Still, the U.S. political elite indulge in what might be called democratic fundamentalism and regard China as an enemy of the so-called democracies. This is anachronistic and self-righteous. Biden vowed to address the issue of police violence under pressure by the Black Lives Matter movement, but negotiations have broken down along party lines for police reform. The U.S. democratic system seems to have lost its ability to drive necessary social change. Yale political science professor Jacob Hacker suggested that the system has been reduced to winner-take-all politics and plutocracy, or rule by the rich.
The stability of the international order is underpinned by the domestic stability of each country, and democratic fundamentalism will not solve the development challenges in the world. It will only lead to aggravated misunderstanding and confrontation and hinder efforts to address global issues such as climate change and food security.

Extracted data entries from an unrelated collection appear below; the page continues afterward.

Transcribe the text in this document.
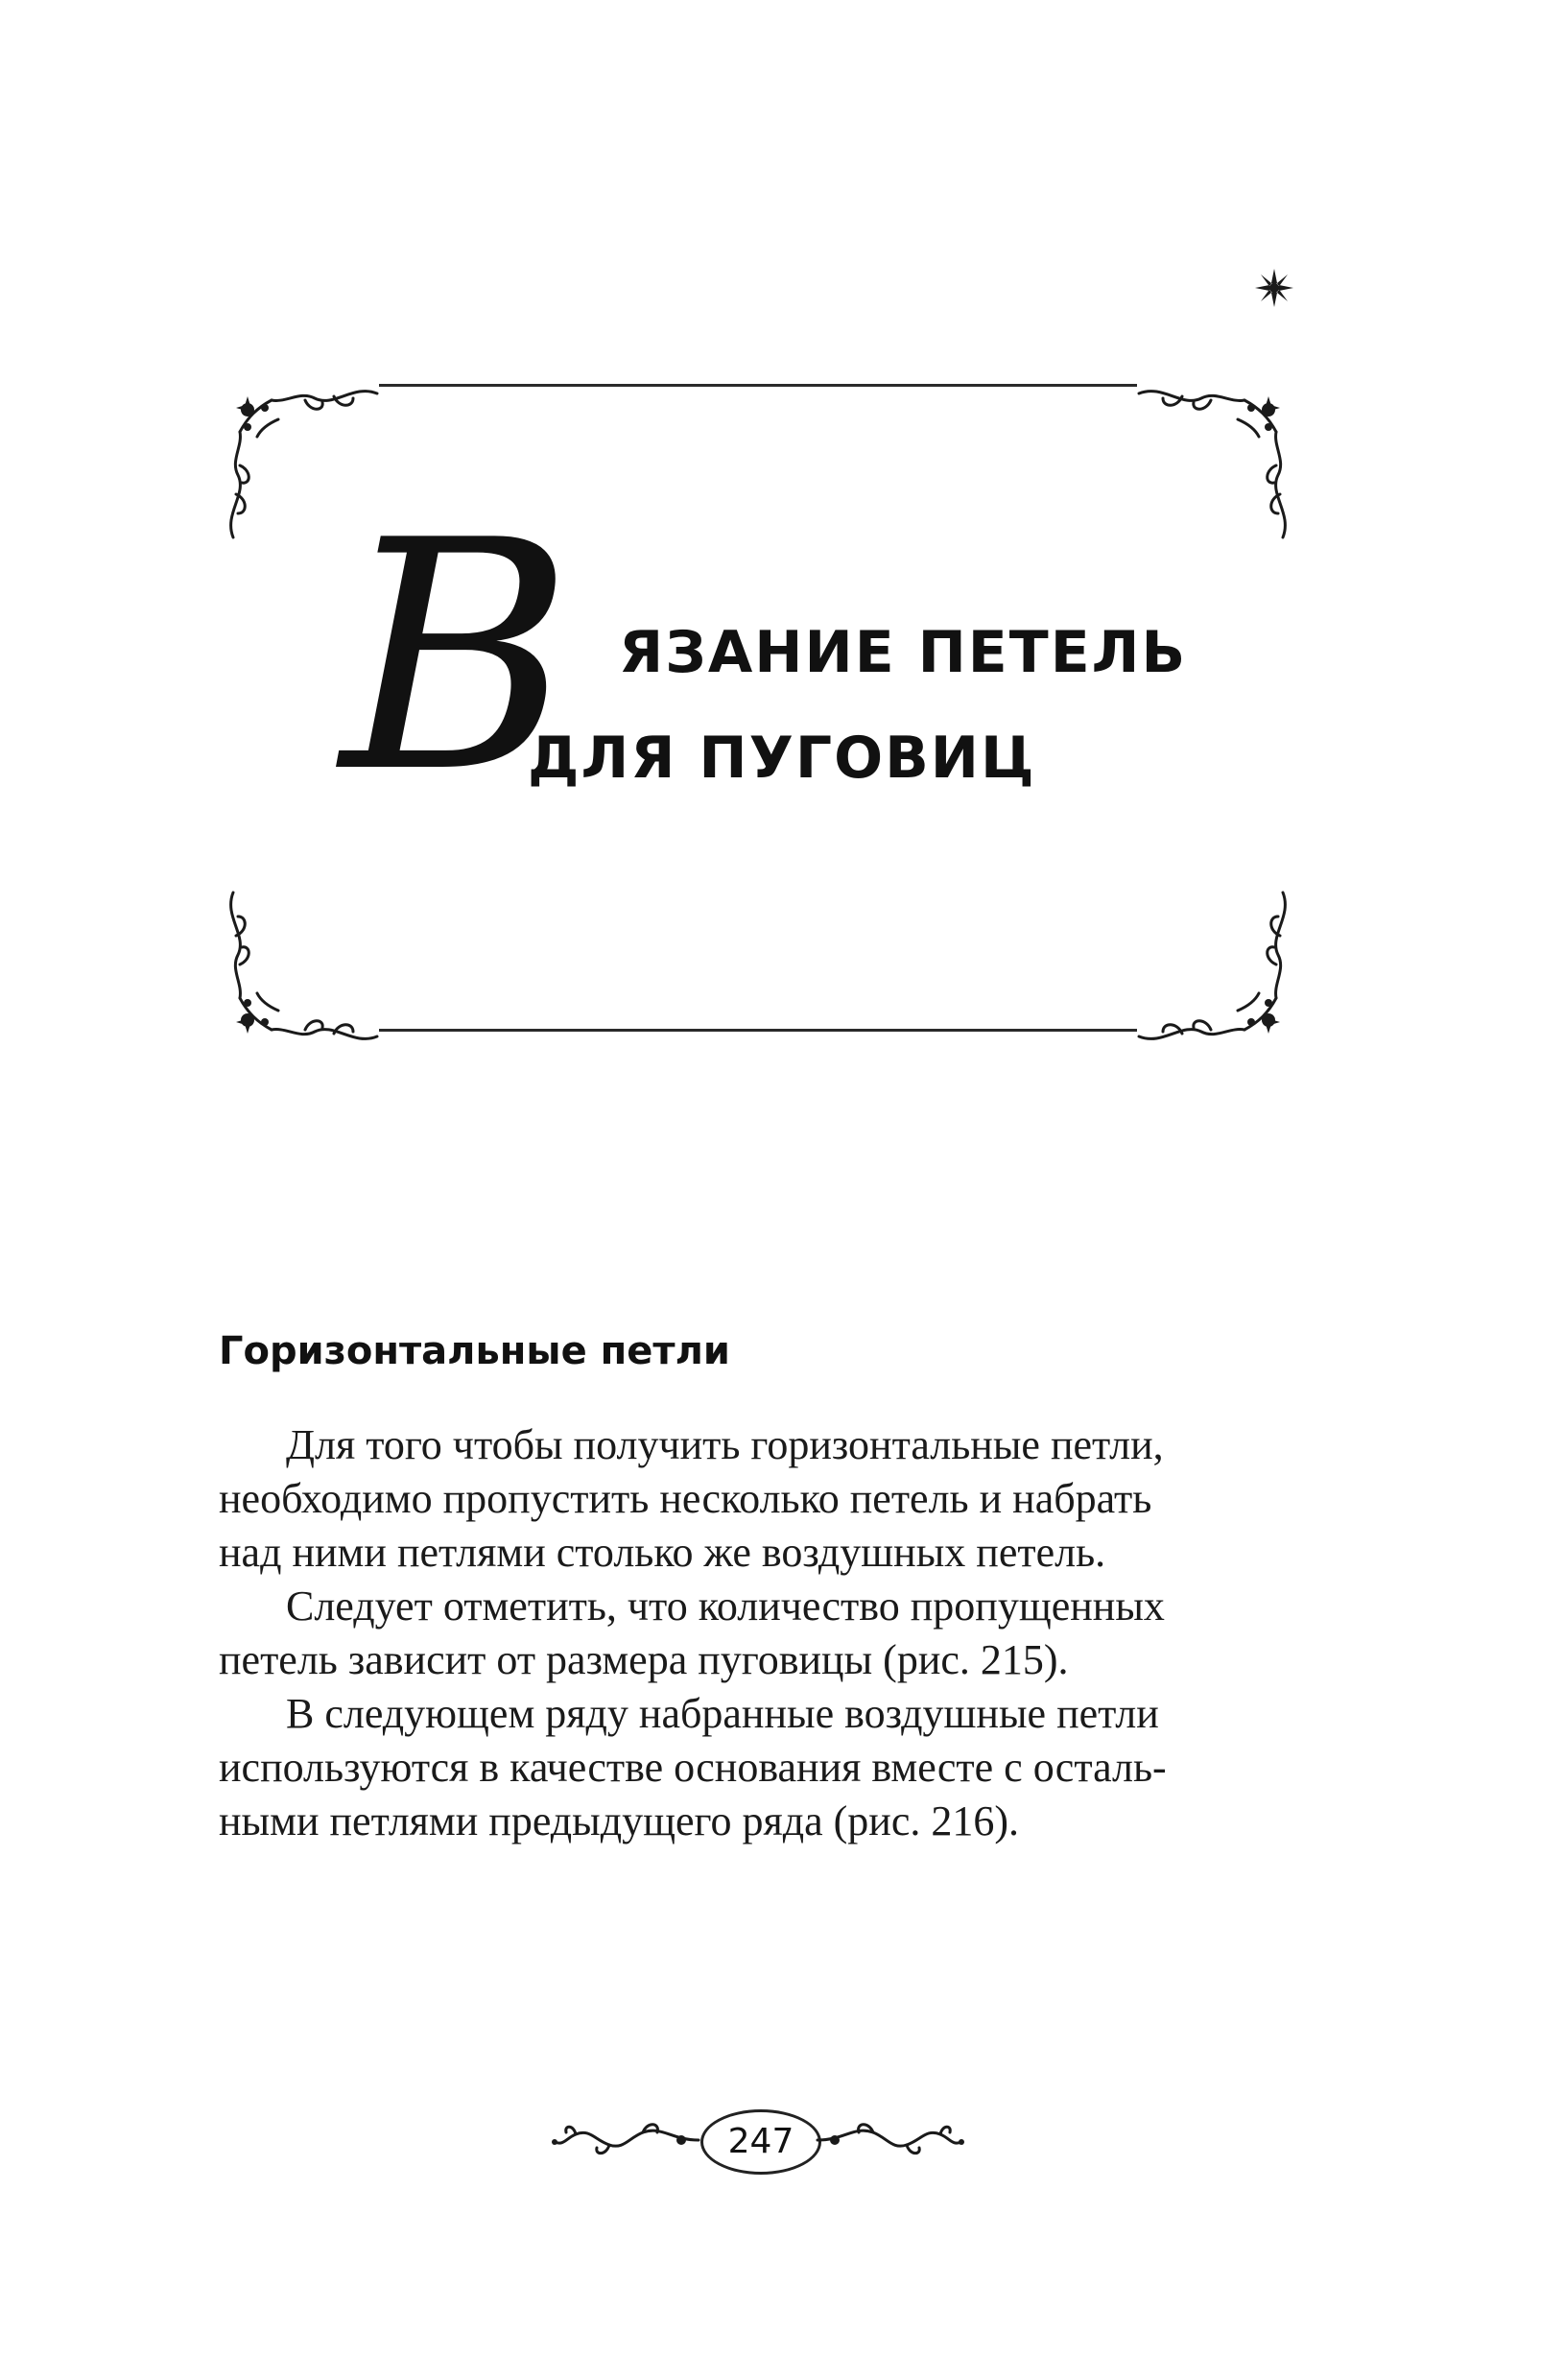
В ЯЗАНИЕ ПЕТЕЛЬ
ДЛЯ ПУГОВИЦ
Горизонтальные петли

Для того чтобы получить горизонтальные петли,
необходимо пропустить несколько петель и набрать
над ними петлями столько же воздушных петель.

Следует отметить, что количество пропущенных
петель зависит от размера пуговицы (рис. 215).

В следующем ряду набранные воздушные петли
используются в качестве основания вместе с осталь-
ными петлями предыдущего ряда (рис. 216).

247
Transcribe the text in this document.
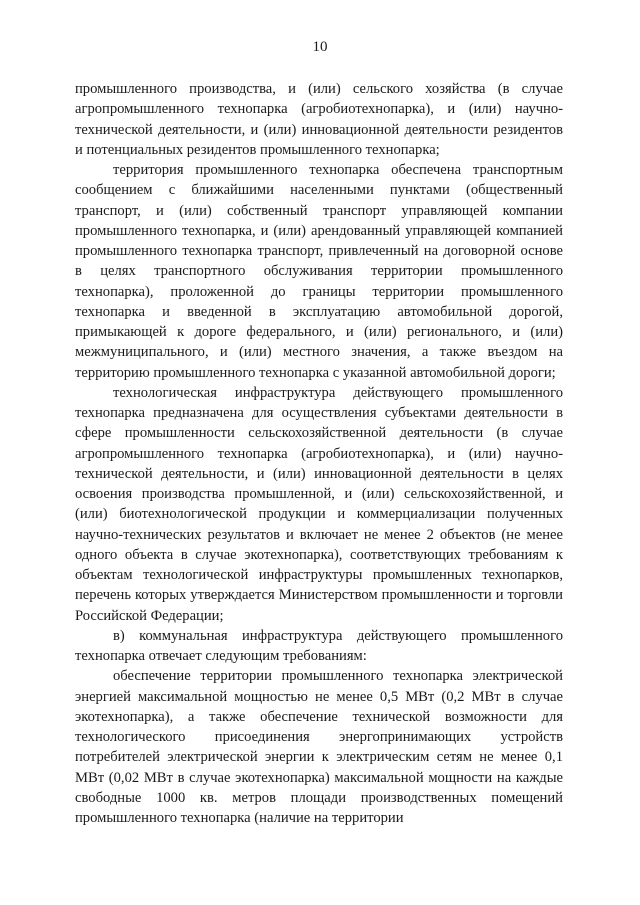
10

промышленного производства, и (или) сельского хозяйства (в случае агропромышленного технопарка (агробиотехнопарка), и (или) научно-технической деятельности, и (или) инновационной деятельности резидентов и потенциальных резидентов промышленного технопарка;

территория промышленного технопарка обеспечена транспортным сообщением с ближайшими населенными пунктами (общественный транспорт, и (или) собственный транспорт управляющей компании промышленного технопарка, и (или) арендованный управляющей компанией промышленного технопарка транспорт, привлеченный на договорной основе в целях транспортного обслуживания территории промышленного технопарка), проложенной до границы территории промышленного технопарка и введенной в эксплуатацию автомобильной дорогой, примыкающей к дороге федерального, и (или) регионального, и (или) межмуниципального, и (или) местного значения, а также въездом на территорию промышленного технопарка с указанной автомобильной дороги;

технологическая инфраструктура действующего промышленного технопарка предназначена для осуществления субъектами деятельности в сфере промышленности сельскохозяйственной деятельности (в случае агропромышленного технопарка (агробиотехнопарка), и (или) научно-технической деятельности, и (или) инновационной деятельности в целях освоения производства промышленной, и (или) сельскохозяйственной, и (или) биотехнологической продукции и коммерциализации полученных научно-технических результатов и включает не менее 2 объектов (не менее одного объекта в случае экотехнопарка), соответствующих требованиям к объектам технологической инфраструктуры промышленных технопарков, перечень которых утверждается Министерством промышленности и торговли Российской Федерации;

в) коммунальная инфраструктура действующего промышленного технопарка отвечает следующим требованиям:

обеспечение территории промышленного технопарка электрической энергией максимальной мощностью не менее 0,5 МВт (0,2 МВт в случае экотехнопарка), а также обеспечение технической возможности для технологического присоединения энергопринимающих устройств потребителей электрической энергии к электрическим сетям не менее 0,1 МВт (0,02 МВт в случае экотехнопарка) максимальной мощности на каждые свободные 1000 кв. метров площади производственных помещений промышленного технопарка (наличие на территории
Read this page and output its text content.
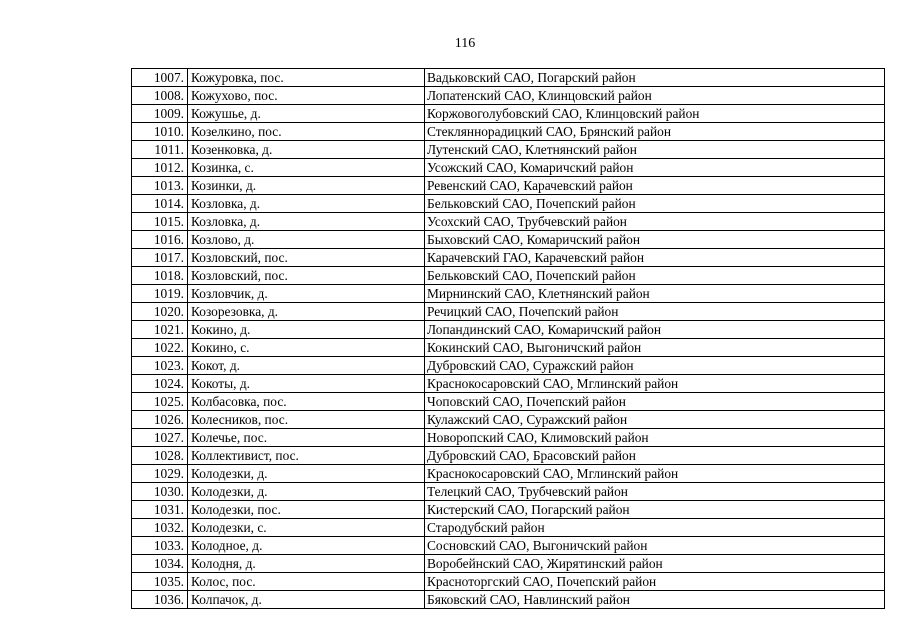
116
1007.	Кожуровка, пос.	Вадьковский САО, Погарский район
1008.	Кожухово, пос.	Лопатенский САО, Клинцовский район
1009.	Кожушье, д.	Коржовоголубовский САО, Клинцовский район
1010.	Козелкино, пос.	Стекляннорадицкий САО, Брянский район
1011.	Козенковка, д.	Лутенский САО, Клетнянский район
1012.	Козинка, с.	Усожский САО, Комаричский район
1013.	Козинки, д.	Ревенский САО, Карачевский район
1014.	Козловка, д.	Бельковский САО, Почепский район
1015.	Козловка, д.	Усохский САО, Трубчевский район
1016.	Козлово, д.	Быховский САО, Комаричский район
1017.	Козловский, пос.	Карачевский ГАО, Карачевский район
1018.	Козловский, пос.	Бельковский САО, Почепский район
1019.	Козловчик, д.	Мирнинский САО, Клетнянский район
1020.	Козорезовка, д.	Речицкий САО, Почепский район
1021.	Кокино, д.	Лопандинский САО, Комаричский район
1022.	Кокино, с.	Кокинский САО, Выгоничский район
1023.	Кокот, д.	Дубровский САО, Суражский район
1024.	Кокоты, д.	Краснокосаровский САО, Мглинский район
1025.	Колбасовка, пос.	Чоповский САО, Почепский район
1026.	Колесников, пос.	Кулажский САО, Суражский район
1027.	Колечье, пос.	Новоропский САО, Климовский район
1028.	Коллективист, пос.	Дубровский САО, Брасовский район
1029.	Колодезки, д.	Краснокосаровский САО, Мглинский район
1030.	Колодезки, д.	Телецкий САО, Трубчевский район
1031.	Колодезки, пос.	Кистерский САО, Погарский район
1032.	Колодезки, с.	Стародубский район
1033.	Колодное, д.	Сосновский САО, Выгоничский район
1034.	Колодня, д.	Воробейнский САО, Жирятинский район
1035.	Колос, пос.	Красноторгский САО, Почепский район
1036.	Колпачок, д.	Бяковский САО, Навлинский район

Aaron David Miller, a senior fellow at the Carnegie Endowment for International Peace, said the rhetoric of the Biden administration sounds like preparation for a new cold war, based on a long-standing tendency in U.S. foreign policy to use democratic ideals as a pretext to conceal the pursuit of U.S. interests.
President Xi Jinping put it this way:
“A world of peace and development should embrace civilizations of various forms and must accommodate diverse paths to modernization. Democracy is not a special right reserved to an individual country but a right for the people of all countries to enjoy. Recent developments in the global situation show once again that military intervention from the outside and so-called democratic transformation entail nothing but harm.”
The Biden administration should listen and refrain from waging a relentless war against China as the U.S. exits its war in Afghanistan.